October 19, 2005 in Nation/World

Pakistan suggests allowing quake relief to cross frontier

Matthew Pennington Associated Press
Associated Press photo

Survivors of the Oct. 8 earthquake jostle for a bag of flour donated by the U.S. government near Bala Hattian in Pakistani Kashmir Tuesday. The U.N. World Food Program warned that half a million people have yet to receive relief supplies.
(Full-size photo)

MUZAFFARABAD, Pakistan – Pakistan on Tuesday proposed allowing Kashmiris to cross the frontier dividing the territory with India to help earthquake victims – the latest sign of cooperation between the nuclear rivals since this month’s disaster.

Pakistani and U.S. military helicopters were delivering aid to hard-hit Muzaffarabad, which has become a relief distribution hub for survivors of the Oct. 8 temblor. But the U.N. World Food Program warned that 500,000 earthquake survivors have yet to receive supplies.

“People don’t just need food – first of all they need shelter, blankets and medical assistance – then food and clean water,” said James Morris, executive director of the WFP.
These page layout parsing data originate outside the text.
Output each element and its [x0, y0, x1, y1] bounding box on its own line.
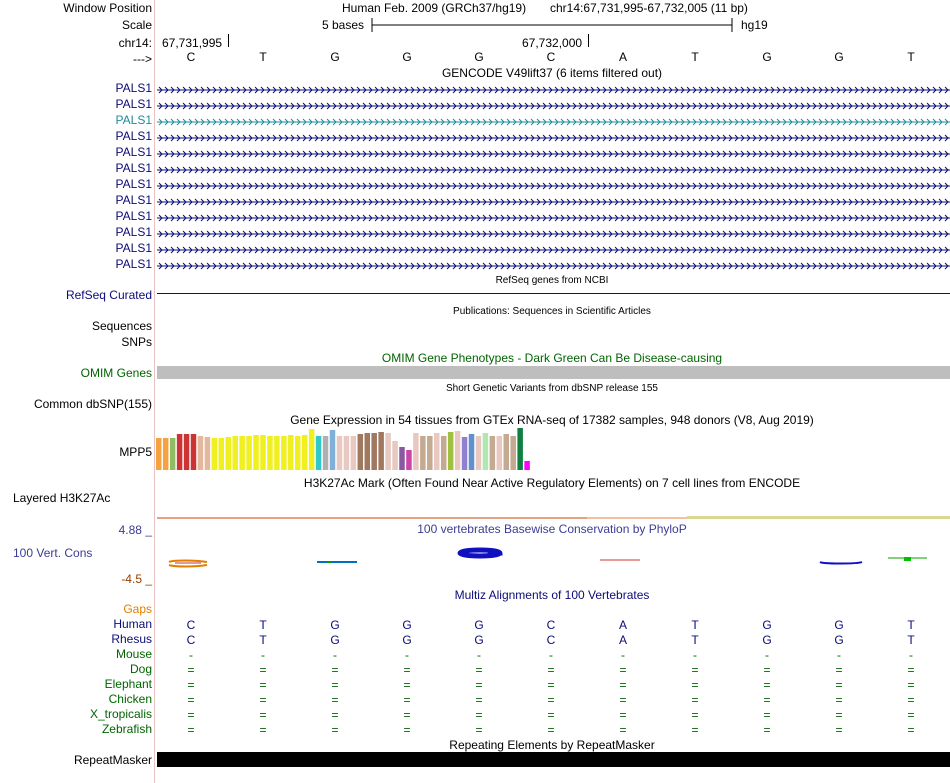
coord-tick — [588, 34, 589, 47]
alignment-base-x-tropicalis: = — [763, 708, 771, 722]
alignment-base-chicken: = — [475, 693, 483, 707]
alignment-base-zebrafish: = — [403, 723, 411, 737]
alignment-base-zebrafish: = — [619, 723, 627, 737]
alignment-base-human: G — [762, 618, 772, 632]
alignment-base-elephant: = — [835, 678, 843, 692]
alignment-base-x-tropicalis: = — [475, 708, 483, 722]
alignment-base-mouse: - — [549, 648, 553, 662]
alignment-base-elephant: = — [691, 678, 699, 692]
gtex-tissue-bar[interactable] — [309, 429, 315, 470]
gtex-tissue-bar[interactable] — [358, 434, 364, 470]
gtex-tissue-bar[interactable] — [399, 447, 405, 470]
gencode-transcript[interactable] — [157, 118, 950, 126]
alignment-base-human: G — [402, 618, 412, 632]
refseq-label[interactable]: RefSeq Curated — [65, 288, 152, 302]
gencode-item-label[interactable]: PALS1 — [115, 225, 152, 239]
alignment-base-x-tropicalis: = — [187, 708, 195, 722]
alignment-base-x-tropicalis: = — [259, 708, 267, 722]
gtex-tissue-bar[interactable] — [246, 436, 252, 470]
gtex-tissue-bar[interactable] — [316, 436, 322, 470]
alignment-base-mouse: - — [189, 648, 193, 662]
alignment-base-human: C — [186, 618, 196, 632]
gencode-item-label[interactable]: PALS1 — [115, 81, 152, 95]
alignment-base-mouse: - — [693, 648, 697, 662]
coord-tick — [228, 34, 229, 47]
alignment-base-elephant: = — [331, 678, 339, 692]
gtex-tissue-bar[interactable] — [427, 436, 433, 470]
gencode-transcript[interactable] — [157, 134, 950, 142]
alignment-base-chicken: = — [907, 693, 915, 707]
gencode-item-label[interactable]: PALS1 — [115, 161, 152, 175]
alignment-base-zebrafish: = — [187, 723, 195, 737]
gtex-tissue-bar[interactable] — [392, 441, 398, 470]
gtex-tissue-bar[interactable] — [497, 436, 503, 470]
gtex-tissue-bar[interactable] — [295, 436, 301, 470]
alignment-base-chicken: = — [403, 693, 411, 707]
gtex-tissue-bar[interactable] — [330, 430, 336, 470]
gtex-tissue-bar[interactable] — [448, 432, 454, 470]
gtex-tissue-bar[interactable] — [267, 436, 273, 470]
alignment-base-chicken: = — [547, 693, 555, 707]
h3k27ac-signal — [687, 516, 950, 519]
base-letter: C — [186, 50, 196, 64]
alignment-base-human: G — [330, 618, 340, 632]
alignment-base-elephant: = — [619, 678, 627, 692]
alignment-base-dog: = — [259, 663, 267, 677]
gtex-tissue-bar[interactable] — [462, 437, 468, 470]
h3k27ac-signal — [157, 517, 587, 519]
species-label-rhesus: Rhesus — [111, 632, 152, 646]
gencode-item-label[interactable]: PALS1 — [115, 113, 152, 127]
alignment-base-dog: = — [547, 663, 555, 677]
gtex-tissue-bar[interactable] — [434, 433, 440, 470]
alignment-base-mouse: - — [477, 648, 481, 662]
alignment-base-chicken: = — [331, 693, 339, 707]
gtex-tissue-bar[interactable] — [226, 437, 232, 470]
alignment-base-human: G — [474, 618, 484, 632]
alignment-base-x-tropicalis: = — [835, 708, 843, 722]
gencode-transcript[interactable] — [157, 246, 950, 254]
alignment-base-x-tropicalis: = — [403, 708, 411, 722]
alignment-base-rhesus: G — [834, 633, 844, 647]
gtex-tissue-bar[interactable] — [413, 433, 419, 470]
omim-title: OMIM Gene Phenotypes - Dark Green Can Be Disease-causing — [381, 351, 723, 365]
refseq-title: RefSeq genes from NCBI — [495, 275, 609, 286]
alignment-base-chicken: = — [259, 693, 267, 707]
base-letter: T — [907, 50, 915, 64]
cons-label[interactable]: 100 Vert. Cons — [13, 546, 93, 560]
alignment-base-human: T — [907, 618, 915, 632]
scale-label: Scale — [121, 18, 152, 32]
alignment-base-rhesus: C — [546, 633, 556, 647]
alignment-base-mouse: - — [837, 648, 841, 662]
gencode-transcript[interactable] — [157, 102, 950, 110]
base-letter: G — [834, 50, 844, 64]
multiz-title: Multiz Alignments of 100 Vertebrates — [454, 588, 650, 602]
gtex-tissue-bar[interactable] — [337, 436, 343, 470]
gencode-item-label[interactable]: PALS1 — [115, 209, 152, 223]
base-letter: C — [546, 50, 556, 64]
gtex-tissue-bar[interactable] — [504, 434, 510, 470]
gtex-tissue-bar[interactable] — [365, 433, 371, 470]
phylop-plot[interactable] — [155, 540, 950, 580]
alignment-base-dog: = — [619, 663, 627, 677]
alignment-base-zebrafish: = — [907, 723, 915, 737]
gtex-tissue-bar[interactable] — [323, 436, 329, 470]
alignment-base-human: C — [546, 618, 556, 632]
gtex-tissue-bar[interactable] — [170, 438, 176, 470]
alignment-base-mouse: - — [405, 648, 409, 662]
coord-start: 67,731,995 — [162, 36, 223, 50]
alignment-base-dog: = — [691, 663, 699, 677]
alignment-base-dog: = — [907, 663, 915, 677]
gencode-item-label[interactable]: PALS1 — [115, 177, 152, 191]
phylop-c-logo — [169, 561, 207, 567]
alignment-base-chicken: = — [763, 693, 771, 707]
alignment-base-mouse: - — [261, 648, 265, 662]
repeatmasker-label[interactable]: RepeatMasker — [73, 753, 152, 767]
alignment-base-x-tropicalis: = — [619, 708, 627, 722]
alignment-base-chicken: = — [619, 693, 627, 707]
coord-mid: 67,732,000 — [522, 36, 583, 50]
gencode-transcript[interactable] — [157, 262, 950, 270]
sequences-label[interactable]: Sequences — [91, 319, 152, 333]
gtex-tissue-bar[interactable] — [490, 436, 496, 470]
gencode-item-label[interactable]: PALS1 — [115, 257, 152, 271]
gtex-tissue-bar[interactable] — [239, 436, 245, 470]
alignment-base-x-tropicalis: = — [691, 708, 699, 722]
gencode-item-label[interactable]: PALS1 — [115, 129, 152, 143]
gtex-tissue-bar[interactable] — [288, 435, 294, 470]
repeat-bar[interactable] — [157, 752, 950, 767]
alignment-base-mouse: - — [909, 648, 913, 662]
publications-title: Publications: Sequences in Scientific Articles — [453, 306, 651, 317]
gtex-tissue-bar[interactable] — [260, 435, 266, 470]
alignment-base-dog: = — [835, 663, 843, 677]
base-letter: G — [402, 50, 412, 64]
alignment-base-human: T — [691, 618, 699, 632]
alignment-base-elephant: = — [403, 678, 411, 692]
gtex-tissue-bar[interactable] — [163, 438, 169, 470]
gencode-transcript[interactable] — [157, 214, 950, 222]
species-label-human: Human — [113, 617, 152, 631]
gtex-tissue-bar[interactable] — [510, 436, 516, 470]
track-area[interactable] — [155, 0, 950, 783]
alignment-base-elephant: = — [907, 678, 915, 692]
omim-label[interactable]: OMIM Genes — [80, 366, 152, 380]
alignment-base-mouse: - — [765, 648, 769, 662]
gtex-tissue-bar[interactable] — [212, 438, 218, 470]
gencode-transcript[interactable] — [157, 166, 950, 174]
gtex-tissue-bar[interactable] — [371, 433, 377, 470]
dbsnp-title: Short Genetic Variants from dbSNP release 155 — [446, 383, 658, 394]
gtex-tissue-bar[interactable] — [219, 438, 225, 470]
gencode-item-label[interactable]: PALS1 — [115, 193, 152, 207]
mpp5-label[interactable]: MPP5 — [119, 445, 152, 459]
gtex-tissue-bar[interactable] — [476, 436, 482, 470]
alignment-base-chicken: = — [187, 693, 195, 707]
alignment-base-chicken: = — [691, 693, 699, 707]
gtex-tissue-bar[interactable] — [156, 438, 162, 470]
repeat-title: Repeating Elements by RepeatMasker — [449, 738, 655, 752]
alignment-base-rhesus: G — [402, 633, 412, 647]
db-label: hg19 — [741, 18, 768, 32]
alignment-base-rhesus: T — [907, 633, 915, 647]
snps-label[interactable]: SNPs — [121, 335, 152, 349]
alignment-base-zebrafish: = — [835, 723, 843, 737]
refseq-line — [157, 293, 950, 294]
alignment-base-mouse: - — [621, 648, 625, 662]
omim-bar[interactable] — [157, 366, 950, 379]
gtex-tissue-bar[interactable] — [420, 436, 426, 470]
cons-min-label: -4.5 _ — [121, 572, 152, 586]
alignment-base-x-tropicalis: = — [547, 708, 555, 722]
alignment-base-human: A — [618, 618, 628, 632]
gtex-tissue-bar[interactable] — [184, 434, 190, 470]
base-letter: G — [762, 50, 772, 64]
gtex-tissue-bar[interactable] — [351, 436, 357, 470]
h3k27ac-signal — [587, 517, 687, 519]
alignment-base-rhesus: G — [330, 633, 340, 647]
phylop-t-logo — [888, 557, 927, 561]
alignment-base-x-tropicalis: = — [331, 708, 339, 722]
gtex-tissue-bar[interactable] — [524, 461, 530, 470]
window-position-label: Window Position — [63, 1, 152, 15]
gaps-label: Gaps — [123, 602, 152, 616]
alignment-base-zebrafish: = — [331, 723, 339, 737]
gtex-tissue-bar[interactable] — [455, 431, 461, 470]
track-labels — [0, 0, 154, 783]
alignment-base-dog: = — [331, 663, 339, 677]
gtex-tissue-bar[interactable] — [406, 450, 412, 470]
species-label-chicken: Chicken — [108, 692, 152, 706]
gtex-title: Gene Expression in 54 tissues from GTEx RNA-seq of 17382 samples, 948 donors (V8, Aug 2019) — [290, 413, 814, 427]
alignment-base-elephant: = — [187, 678, 195, 692]
gtex-tissue-bar[interactable] — [191, 434, 197, 470]
species-label-elephant: Elephant — [104, 677, 152, 691]
chrom-label: chr14: — [118, 36, 152, 50]
gencode-item-label[interactable]: PALS1 — [115, 145, 152, 159]
gtex-tissue-bar[interactable] — [274, 436, 280, 470]
phylop-g-logo-large — [460, 550, 500, 556]
alignment-base-dog: = — [187, 663, 195, 677]
gencode-item-label[interactable]: PALS1 — [115, 97, 152, 111]
alignment-base-dog: = — [475, 663, 483, 677]
alignment-base-human: G — [834, 618, 844, 632]
gtex-tissue-bar[interactable] — [517, 428, 523, 470]
alignment-base-dog: = — [403, 663, 411, 677]
alignment-base-elephant: = — [547, 678, 555, 692]
alignment-base-chicken: = — [835, 693, 843, 707]
alignment-base-zebrafish: = — [259, 723, 267, 737]
alignment-base-rhesus: G — [474, 633, 484, 647]
position-title: chr14:67,731,995-67,732,005 (11 bp) — [550, 1, 748, 15]
gtex-tissue-bar[interactable] — [198, 436, 204, 470]
alignment-base-rhesus: C — [186, 633, 196, 647]
species-label-mouse: Mouse — [115, 647, 152, 661]
gtex-tissue-bar[interactable] — [177, 434, 183, 470]
alignment-base-rhesus: G — [762, 633, 772, 647]
gencode-transcript[interactable] — [157, 86, 950, 94]
gtex-tissue-bar[interactable] — [232, 436, 238, 470]
gtex-chart[interactable] — [155, 428, 535, 471]
species-label-xtropicalis: X_tropicalis — [89, 707, 152, 721]
gtex-tissue-bar[interactable] — [441, 436, 447, 470]
base-letter: A — [618, 50, 628, 64]
phylop-g-logo-small — [820, 562, 862, 564]
alignment-base-human: T — [259, 618, 267, 632]
cons-max-label: 4.88 _ — [118, 523, 152, 537]
gencode-transcript[interactable] — [157, 182, 950, 190]
alignment-base-elephant: = — [475, 678, 483, 692]
gtex-tissue-bar[interactable] — [253, 435, 258, 470]
alignment-base-elephant: = — [763, 678, 771, 692]
gtex-tissue-bar[interactable] — [205, 437, 211, 470]
alignment-base-zebrafish: = — [763, 723, 771, 737]
alignment-base-elephant: = — [259, 678, 267, 692]
phylop-title: 100 vertebrates Basewise Conservation by PhyloP — [417, 522, 687, 536]
alignment-base-zebrafish: = — [475, 723, 483, 737]
alignment-base-dog: = — [763, 663, 771, 677]
alignment-base-zebrafish: = — [547, 723, 555, 737]
base-letter: G — [330, 50, 340, 64]
gencode-transcript[interactable] — [157, 150, 950, 158]
species-label-zebrafish: Zebrafish — [101, 722, 152, 736]
base-letter: T — [691, 50, 699, 64]
gencode-transcript[interactable] — [157, 198, 950, 206]
alignment-base-rhesus: T — [691, 633, 699, 647]
gtex-tissue-bar[interactable] — [385, 433, 391, 470]
gtex-tissue-bar[interactable] — [378, 432, 384, 470]
gtex-tissue-bar[interactable] — [469, 434, 475, 470]
gtex-tissue-bar[interactable] — [281, 436, 287, 470]
base-letter: T — [259, 50, 267, 64]
gencode-transcript[interactable] — [157, 230, 950, 238]
gtex-tissue-bar[interactable] — [302, 435, 308, 470]
scale-text: 5 bases — [322, 18, 365, 32]
alignment-base-zebrafish: = — [691, 723, 699, 737]
h3k27ac-title: H3K27Ac Mark (Often Found Near Active Regulatory Elements) on 7 cell lines from ENCODE — [303, 476, 801, 490]
dbsnp-label[interactable]: Common dbSNP(155) — [33, 397, 152, 411]
gtex-tissue-bar[interactable] — [344, 436, 350, 470]
h3k27ac-label[interactable]: Layered H3K27Ac — [13, 491, 111, 505]
assembly-title: Human Feb. 2009 (GRCh37/hg19) — [342, 1, 527, 15]
alignment-base-x-tropicalis: = — [907, 708, 915, 722]
alignment-base-rhesus: A — [618, 633, 628, 647]
base-letter: G — [474, 50, 484, 64]
scale-bar — [370, 16, 735, 34]
gtex-tissue-bar[interactable] — [483, 433, 489, 470]
species-label-dog: Dog — [129, 662, 152, 676]
strand-label: ---> — [133, 52, 152, 66]
alignment-base-rhesus: T — [259, 633, 267, 647]
gencode-item-label[interactable]: PALS1 — [115, 241, 152, 255]
alignment-base-mouse: - — [333, 648, 337, 662]
gencode-title: GENCODE V49lift37 (6 items filtered out) — [441, 66, 663, 80]
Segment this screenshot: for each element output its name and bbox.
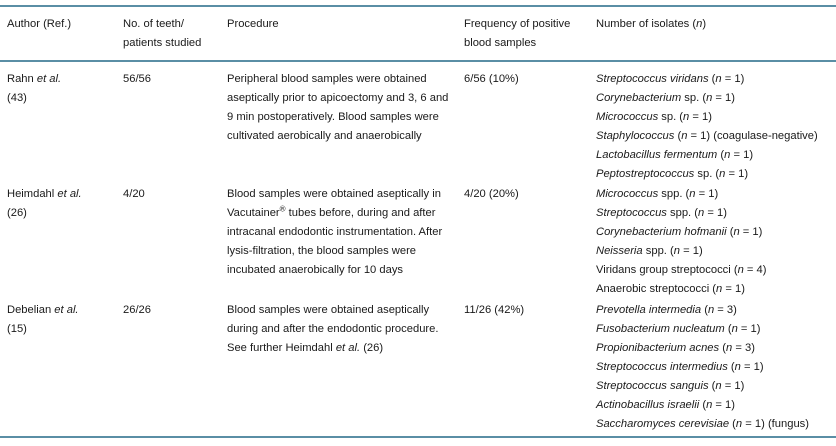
row2-teeth: 4/20: [123, 188, 145, 200]
isolate-line: Viridans group streptococci (n = 4): [596, 264, 767, 276]
isolate-line: Actinobacillus israelii (n = 1): [596, 399, 735, 411]
isolate-line: Streptococcus spp. (n = 1): [596, 207, 727, 219]
row2-author: Heimdahl et al. (26): [7, 188, 82, 219]
isolate-line: Fusobacterium nucleatum (n = 1): [596, 323, 761, 335]
row3-frequency: 11/26 (42%): [464, 304, 525, 316]
row1-frequency: 6/56 (10%): [464, 73, 519, 85]
isolate-line: Anaerobic streptococci (n = 1): [596, 283, 745, 295]
row3-teeth: 26/26: [123, 304, 151, 316]
row2-frequency: 4/20 (20%): [464, 188, 519, 200]
isolate-line: Micrococcus spp. (n = 1): [596, 188, 719, 200]
isolate-line: Streptococcus intermedius (n = 1): [596, 361, 764, 373]
row1-author: Rahn et al. (43): [7, 73, 62, 104]
isolate-line: Peptostreptococcus sp. (n = 1): [596, 168, 749, 180]
row2-procedure: Blood samples were obtained aseptically in Vacutainer® tubes before, during and after intracanal endodontic instrumentation. After lysis-filtration, the blood samples were incubated anaerobically for 10 days: [227, 188, 443, 276]
header-frequency: Frequency of positive blood samples: [464, 18, 571, 49]
header-author: Author (Ref.): [7, 18, 72, 30]
row2-isolates: [596, 185, 767, 299]
isolate-line: Propionibacterium acnes (n = 3): [596, 342, 755, 354]
isolate-line: Streptococcus viridans (n = 1): [596, 73, 745, 85]
row1-teeth: 56/56: [123, 73, 151, 85]
isolate-line: Prevotella intermedia (n = 3): [596, 304, 737, 316]
row3-procedure: Blood samples were obtained aseptically during and after the endodontic procedure. See further Heimdahl et al. (26): [227, 304, 439, 354]
header-isolates: Number of isolates (n): [596, 18, 707, 30]
isolate-line: Staphylococcus (n = 1) (coagulase-negative): [596, 130, 818, 142]
isolate-line: Lactobacillus fermentum (n = 1): [596, 149, 754, 161]
isolate-line: Saccharomyces cerevisiae (n = 1) (fungus): [596, 418, 809, 430]
isolate-line: Corynebacterium hofmanii (n = 1): [596, 226, 763, 238]
registered-mark: ®: [279, 204, 286, 214]
header-teeth: No. of teeth/ patients studied: [123, 18, 202, 49]
bottom-rule: [0, 436, 836, 438]
header-rule: [0, 60, 836, 62]
row3-isolates: [596, 301, 809, 434]
row1-procedure: Peripheral blood samples were obtained aseptically prior to apicoectomy and 3, 6 and 9 min postoperatively. Blood samples were cultivated aerobically and anaerobically: [227, 73, 449, 142]
isolate-line: Micrococcus sp. (n = 1): [596, 111, 712, 123]
isolate-line: Neisseria spp. (n = 1): [596, 245, 703, 257]
row3-author: Debelian et al. (15): [7, 304, 79, 335]
row1-isolates: [596, 70, 818, 184]
header-procedure: Procedure: [227, 18, 279, 30]
isolate-line: Corynebacterium sp. (n = 1): [596, 92, 735, 104]
top-rule: [0, 5, 836, 7]
isolate-line: Streptococcus sanguis (n = 1): [596, 380, 745, 392]
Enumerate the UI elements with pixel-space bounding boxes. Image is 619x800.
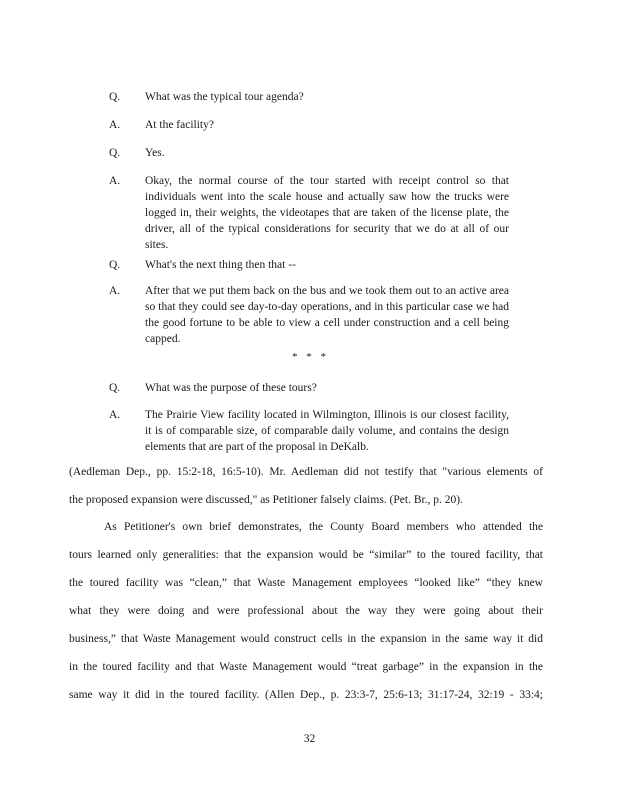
page-number: 32 — [303, 733, 316, 745]
testimony-q2 — [109, 145, 509, 161]
qa-label: Q. — [109, 382, 121, 394]
testimony-q1 — [109, 89, 509, 105]
paragraph-line: As Petitioner's own brief demonstrates, the County Board members who attended the — [104, 521, 543, 533]
paragraph-line: tours learned only generalities: that the expansion would be “similar” to the toured facility, that — [69, 549, 543, 561]
qa-label: A. — [109, 119, 121, 131]
qa-text: What's the next thing then that -- — [145, 259, 296, 271]
qa-label: Q. — [109, 91, 121, 103]
testimony-a2 — [109, 173, 509, 251]
testimony-a4 — [109, 407, 509, 457]
testimony-a1 — [109, 117, 509, 133]
qa-text: The Prairie View facility located in Wilmington, Illinois is our closest facility, it is of comparable size, of comparable daily volume, and contains the design elements that are part of the proposal in DeKalb. — [145, 409, 509, 453]
qa-label: A. — [109, 409, 121, 421]
qa-text: After that we put them back on the bus and we took them out to an active area so that they could see day-to-day operations, and in this particular case we had the good fortune to be able to view a cell under construction and a cell being capped. — [145, 285, 509, 345]
paragraph-line: same way it did in the toured facility. (Allen Dep., p. 23:3-7, 25:6-13; 31:17-24, 32:19 - 33:4; — [69, 689, 543, 701]
qa-text: Okay, the normal course of the tour started with receipt control so that individuals went into the scale house and actually saw how the trucks were logged in, their weights, the videotapes that are taken of the license plate, the driver, all of the typical considerations for security that we do at all of our sites. — [145, 175, 509, 251]
section-separator: * * * — [292, 351, 329, 363]
citation-line: the proposed expansion were discussed," as Petitioner falsely claims. (Pet. Br., p. 20). — [69, 494, 464, 506]
citation-line: (Aedleman Dep., pp. 15:2-18, 16:5-10). Mr. Aedleman did not testify that "various elements of — [69, 466, 543, 478]
testimony-a3 — [109, 283, 509, 347]
qa-text: What was the purpose of these tours? — [145, 382, 317, 394]
qa-text: At the facility? — [145, 119, 214, 131]
paragraph-line: the toured facility was “clean,” that Waste Management employees “looked like” “they knew — [69, 577, 543, 589]
testimony-q3 — [109, 257, 509, 273]
qa-text: What was the typical tour agenda? — [145, 91, 304, 103]
paragraph-line: what they were doing and were professional about the way they were going about their — [69, 605, 543, 617]
paragraph-line: in the toured facility and that Waste Management would “treat garbage” in the expansion in the — [69, 661, 543, 673]
qa-label: A. — [109, 285, 121, 297]
qa-label: Q. — [109, 147, 121, 159]
qa-label: Q. — [109, 259, 121, 271]
testimony-q4 — [109, 380, 509, 396]
qa-text: Yes. — [145, 147, 165, 159]
paragraph-line: business,” that Waste Management would construct cells in the expansion in the same way it did — [69, 633, 543, 645]
qa-label: A. — [109, 175, 121, 187]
Relief workers visited one village where an 8-year-old girl died Tuesday of abdominal injuries they said could easily have been treated a short helicopter ride away. The death highlighted the predicament facing thousands of injured stranded in the mountains, many with infections that could turn deadly unless they get medical treatment.

At least 54,000 people died in the Oct. 8 disaster, most in the Pakistani-held part of Kashmir. India reported 1,361 deaths on its side. The United Nations has estimated 3.3 million were left without homes.

“The situation is really disastrous,” said Turkish relief worker Tayyar Wardar, a member of an emergency medical team that flew to Sarli Sachan, the area where the girl died. “They had no medicine, or food. Nobody had been there until now.”

Wardar said some villagers walked more than a day to get help in Muzaffarabad, capital of Pakistan’s portion of Kashmir. Aid workers reached Sarli Sachan in just 10 minutes by helicopter and found 40 people with life-threatening injuries, he said.

President Gen. Pervez Musharraf suggested letting Kashmiris cross the so-called Line of Control in Kashmir, a move that would encourage cooperation between the two neighbors in the disputed region. Kashmir is divided between Pakistan and India, and both nations claim it in its entirety.

“We will allow every Kashmiri to come across the Line of Control to assist in the reconstruction effort,” Musharraf said in Muzaffarabad. He also said that political leaders on both sides should coordinate reconstruction efforts and that he hoped to work out the “formalities” of such an arrangement if India agrees.

India, which has sent quake relief supplies to Pakistan, hailed Musharraf’s proposal but said it was awaiting more details before deciding whether to accept it.